Yeah, really good point, I entirely agree with that.  And just picking up again if I may on the point of documentation, I am sure you would expect me to say that you know clearly the other thing that you need to do and get right is to make sure that your employment contracts are as robust as possible and you want to make sure that you’ve got great confidentiality provisions in place and that the restrictive covenants that you have are appropriately tailored so that you’ve got the best prospects of enforceability in the event that you do need to go and try and get an injunction to stop somebody from going to a competitor and walking off with the crown jewels of your business and all of your confidential information.  The worst kind of scenario is when you kind of realise after the event that you’ve got in hand nothing other than an unenforceable non-compete that, that’s fairly worthless. 

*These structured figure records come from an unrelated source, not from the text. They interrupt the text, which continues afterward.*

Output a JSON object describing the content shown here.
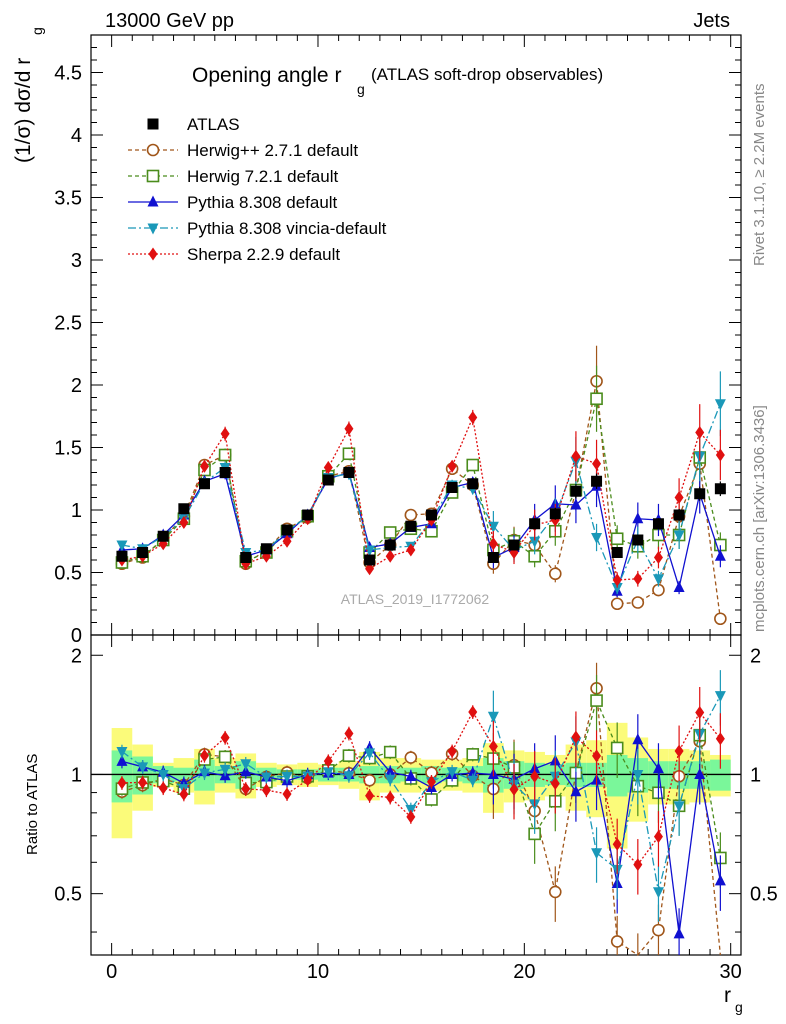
{
  "header": {
    "left": "13000 GeV pp",
    "right": "Jets"
  },
  "side_labels": {
    "rivet": "Rivet 3.1.10, ≥ 2.2M events",
    "mcplots": "mcplots.cern.ch [arXiv:1306.3436]"
  },
  "watermark": "ATLAS_2019_I1772062",
  "chart_data": {
    "type": "line",
    "title": "Opening angle r",
    "title_sub": "g",
    "title_suffix": "(ATLAS soft-drop observables)",
    "xlabel": "r",
    "xlabel_sub": "g",
    "ylabel": "(1/σ) dσ/d r",
    "ylabel_sub": "g",
    "ratio_ylabel": "Ratio to ATLAS",
    "xlim": [
      -1,
      30.5
    ],
    "ylim": [
      0,
      4.8
    ],
    "ratio_ylim": [
      0.35,
      2.25
    ],
    "x_ticks": [
      "0",
      "10",
      "20",
      "30"
    ],
    "y_ticks": [
      "0",
      "0.5",
      "1",
      "1.5",
      "2",
      "2.5",
      "3",
      "3.5",
      "4",
      "4.5"
    ],
    "ratio_ticks": [
      "0.5",
      "1",
      "2"
    ],
    "legend_position": "top-left",
    "x": [
      0.5,
      1.5,
      2.5,
      3.5,
      4.5,
      5.5,
      6.5,
      7.5,
      8.5,
      9.5,
      10.5,
      11.5,
      12.5,
      13.5,
      14.5,
      15.5,
      16.5,
      17.5,
      18.5,
      19.5,
      20.5,
      21.5,
      22.5,
      23.5,
      24.5,
      25.5,
      26.5,
      27.5,
      28.5,
      29.5
    ],
    "data": {
      "name": "ATLAS",
      "values": [
        0.63,
        0.66,
        0.79,
        1.01,
        1.21,
        1.3,
        0.62,
        0.69,
        0.84,
        0.96,
        1.24,
        1.3,
        0.6,
        0.72,
        0.87,
        0.96,
        1.18,
        1.21,
        0.62,
        0.72,
        0.89,
        0.97,
        1.15,
        1.23,
        0.66,
        0.76,
        0.89,
        0.96,
        1.13,
        1.17
      ]
    },
    "ratio_bands": {
      "inner": [
        0.15,
        0.11,
        0.05,
        0.04,
        0.09,
        0.05,
        0.08,
        0.04,
        0.03,
        0.03,
        0.04,
        0.04,
        0.05,
        0.05,
        0.04,
        0.05,
        0.04,
        0.05,
        0.1,
        0.08,
        0.07,
        0.06,
        0.07,
        0.07,
        0.12,
        0.1,
        0.08,
        0.08,
        0.08,
        0.09
      ],
      "outer": [
        0.31,
        0.19,
        0.07,
        0.1,
        0.16,
        0.1,
        0.13,
        0.07,
        0.06,
        0.07,
        0.06,
        0.08,
        0.14,
        0.1,
        0.1,
        0.09,
        0.09,
        0.1,
        0.2,
        0.15,
        0.14,
        0.12,
        0.19,
        0.22,
        0.35,
        0.24,
        0.16,
        0.16,
        0.15,
        0.12
      ]
    },
    "series": [
      {
        "name": "Herwig++ 2.7.1 default",
        "color": "#a0561a",
        "marker": "circle-open",
        "dash": "4,3",
        "values": [
          0.57,
          0.62,
          0.77,
          0.95,
          1.36,
          1.44,
          0.57,
          0.68,
          0.85,
          0.94,
          1.27,
          1.31,
          0.58,
          0.72,
          0.96,
          0.97,
          1.33,
          1.2,
          0.57,
          0.76,
          0.72,
          0.49,
          1.16,
          2.03,
          0.25,
          0.26,
          0.36,
          0.95,
          1.37,
          0.13
        ]
      },
      {
        "name": "Herwig 7.2.1 default",
        "color": "#4a8c1c",
        "marker": "square-open",
        "dash": "4,3",
        "values": [
          0.58,
          0.63,
          0.76,
          0.93,
          1.32,
          1.44,
          0.59,
          0.66,
          0.83,
          0.95,
          1.27,
          1.45,
          0.66,
          0.82,
          0.85,
          0.83,
          1.14,
          1.36,
          0.68,
          0.75,
          0.63,
          0.83,
          1.16,
          1.89,
          0.77,
          0.71,
          0.8,
          0.8,
          1.42,
          0.72
        ]
      },
      {
        "name": "Pythia 8.308 default",
        "color": "#1010d0",
        "marker": "triangle-up",
        "dash": "",
        "values": [
          0.68,
          0.69,
          0.8,
          0.96,
          1.23,
          1.29,
          0.63,
          0.68,
          0.81,
          0.96,
          1.25,
          1.3,
          0.7,
          0.73,
          0.86,
          0.89,
          1.18,
          1.22,
          0.62,
          0.7,
          0.92,
          1.05,
          1.04,
          1.19,
          0.35,
          0.93,
          0.92,
          0.38,
          1.13,
          0.63
        ]
      },
      {
        "name": "Pythia 8.308 vincia-default",
        "color": "#1a98b8",
        "marker": "triangle-down",
        "dash": "8,3,2,3",
        "values": [
          0.72,
          0.69,
          0.79,
          0.93,
          1.22,
          1.34,
          0.66,
          0.68,
          0.83,
          0.95,
          1.26,
          1.29,
          0.68,
          0.7,
          0.71,
          0.92,
          1.2,
          1.17,
          0.87,
          0.68,
          0.75,
          0.96,
          1.39,
          0.78,
          0.38,
          0.76,
          0.45,
          0.8,
          1.43,
          1.85
        ]
      },
      {
        "name": "Sherpa 2.2.9 default",
        "color": "#e01010",
        "marker": "diamond",
        "dash": "2,2",
        "values": [
          0.6,
          0.63,
          0.73,
          0.9,
          1.35,
          1.61,
          0.57,
          0.63,
          0.75,
          0.93,
          1.34,
          1.65,
          0.53,
          0.63,
          0.68,
          0.92,
          1.35,
          1.74,
          0.73,
          0.66,
          0.88,
          0.92,
          1.43,
          1.37,
          0.44,
          0.45,
          0.62,
          1.1,
          1.62,
          1.44
        ]
      }
    ]
  }
}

Martin Boyle, Interim General Counsel
Ocado

Yeah and I think likewise the other thing to be aware of is around similarly to pick up on the clawback point that you’ve got, you know adequate provisions in the rules of the various bonus plans or schemes or share schemes that you’ve got to ensure that you’ve got that flexibility to either suspend or clawback payments and then, and on that note another practical point is just to make sure that you are mindful of your benefits and benefits teams kind of investing schedules, when do bonuses become payable, when are shares vesting so that you can understand you know especially in circumstances where you know, either scenario whether it’s a team move or not that you are understanding what’s, what’s potentially going out to the individual or individuals in terms of bonusses or vesting of shares. 

Euan McMahon, Managing Associate
Mishcon de Reya
Yeah, absolutely.  And just, just finally then, the other thing is that disputes can often lead to adverse publicity.  Sharon, anything that you can do to get ahead of that or to plan for that?

Sharon Tan, Partner
Mishcon de Reya

Yes, I mean Martin mentioned I think the, the kind of the good practical step of making sure that you use code names and protect confidentiality from the get-go if you are creating records and so on that might end up in courts and it’s, it’s most likely only to be relevant in terms of PR and adverse publicity I suppose if you do end up in litigation or if you think there’s going to be a leak for nefarious reasons or otherwise but in that scenario it would make sense to have a PR firm lined up potentially or at the very least, some reactive statements ready and drafted so that you’re not caught on the hop and so that you’re best placed to really manage any potential reputation 29.13.

Martin Boyle, Interim General Counsel
Ocado

Yeah.  And I would add to that that I would say your internal PR if you have it, is one of the, somebody you want to bring into the fold pretty early on so that they are aware of what’s happening and can react to a leak if necessary.  But then the other point is, the, have a think about if it does get out into the public domain, you know you’re going to have queries coming in, not just maybe from the general public but also from investors so making sure your investor relations team is made aware of what’s happening so that they can field those queries is really important as well. 

Euan McMahon, Managing Associate
Mishcon de Reya

Yep, again, very, very important.  Well we are, we are at time.  Unfortunately, we’ve run out of time so we can’t answer any of the questions on this webinar but we’d like to say thank you very much, hopefully you have got some helpful hints and tips if you are faced with a data scenario, data theft scenario, like this or just to bolster your systems to prevent one in the future.  If you have questions for us, either on the subject of employee data theft or more generally, there will be a link in the follow-up email to you, to put fifteen minutes in our diaries to discuss it.  But that leaves me just to say thank you very much, thank you Martin and Sharon, I hope you have enjoyed this session and we will see you at the next Flash Webinar.